God’s purpose and plans require keeping the Jew and Gentile separate and as noted in an earlier essay, Israel will become God’s primary instrument on earth only after the Church is taken away before the tribulation.  Messianic Jews on this basis are wrongly confusing identities and callings. Living a Jewish life is not fitting for members of the Church.  A limited ethnic identity may be accepted like Italians, Poles, and Russians but no deeper real spiritual identity or Jewish election identity.  A Passover seder is unacceptable as is keeping the Sabbath. 

However, such definitions imply the rejection of other clear passages and in some cases explain them away.  First of all, this includes the clear definition verses on the identity of Jewish believers in Yeshua, Romans 9-11.  In Romans 11:5 when Paul speaks of a “remnant saved” at the present time, it implies that they are the remnant of Israel, not people who have left their identity as part of Israel for a new identity as a “third race.”  When Paul states that we are to follow him who magnifies his ministry so that we might see some of Israel saved, he connects this some as important in being connected to all of Israel being saved, for the acceptance of all of Israel would lead to life from the dead.  (Rom. 11:15)   As if this was not enough, Paul goes on to argue that those who follow Yeshua from the Jewish people are, “The first fruits” that sanctify the rest of the nation.  It is not possible to be a sanctifying first fruits of the nation if not a part of the nation.  The nation remains set apart and made holy by the sanctifying remnant.  

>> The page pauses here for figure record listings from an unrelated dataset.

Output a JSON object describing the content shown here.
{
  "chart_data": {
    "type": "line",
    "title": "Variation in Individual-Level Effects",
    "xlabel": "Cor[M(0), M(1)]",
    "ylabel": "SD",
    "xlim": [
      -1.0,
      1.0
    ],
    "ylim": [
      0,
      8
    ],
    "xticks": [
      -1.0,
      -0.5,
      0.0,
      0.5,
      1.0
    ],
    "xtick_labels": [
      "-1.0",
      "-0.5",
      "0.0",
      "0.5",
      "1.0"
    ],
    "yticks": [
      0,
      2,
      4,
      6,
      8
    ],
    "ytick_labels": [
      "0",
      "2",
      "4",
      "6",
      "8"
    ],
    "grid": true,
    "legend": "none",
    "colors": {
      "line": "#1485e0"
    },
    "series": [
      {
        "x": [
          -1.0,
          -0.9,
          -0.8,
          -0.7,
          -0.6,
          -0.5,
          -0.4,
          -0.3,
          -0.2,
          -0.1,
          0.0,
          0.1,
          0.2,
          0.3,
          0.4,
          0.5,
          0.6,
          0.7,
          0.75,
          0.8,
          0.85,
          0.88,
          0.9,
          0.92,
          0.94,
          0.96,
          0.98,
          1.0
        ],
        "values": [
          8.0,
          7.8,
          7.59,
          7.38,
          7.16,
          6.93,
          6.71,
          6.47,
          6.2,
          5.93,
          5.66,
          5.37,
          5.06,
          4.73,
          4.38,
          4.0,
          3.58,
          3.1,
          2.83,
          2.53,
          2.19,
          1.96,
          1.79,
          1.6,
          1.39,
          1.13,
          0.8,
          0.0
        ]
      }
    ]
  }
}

Paul’s practice is fully in line with this teaching.  He has no problem living a Jewish life and showing that he is still part of Israel.  He takes a Nazarite vow (Acts 18:18) and later brings a sacrifice completing this vow and professing that he lives as a Jew in Torah obedience (Acts 21).  Paul professes Jewish life loyalty through the rest of the book of Acts before rulers and lastly before his people in Rome. 

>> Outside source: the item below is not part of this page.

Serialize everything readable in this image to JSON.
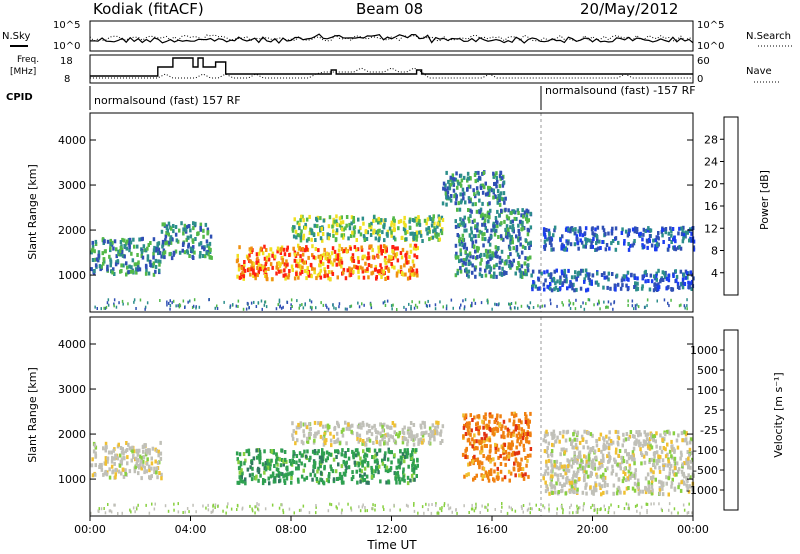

Jewish identity in Yeshua is not as neat as the three separate identities but is truer to the text.   The Messianic Jew is part of national ethnic Israel, its identity and destiny, and also a Jewish part of the One New Humanity of Jew and Gentile in Yeshua.  Things are much better today for Messianic Jews: there is much more support.  However, there is still pushback against Messianic Jews due to the conscious or unconscious bias of classical Dispensationalism.  We have to reject the wrong separation of Israel and the Church. Their destinies are intertwined.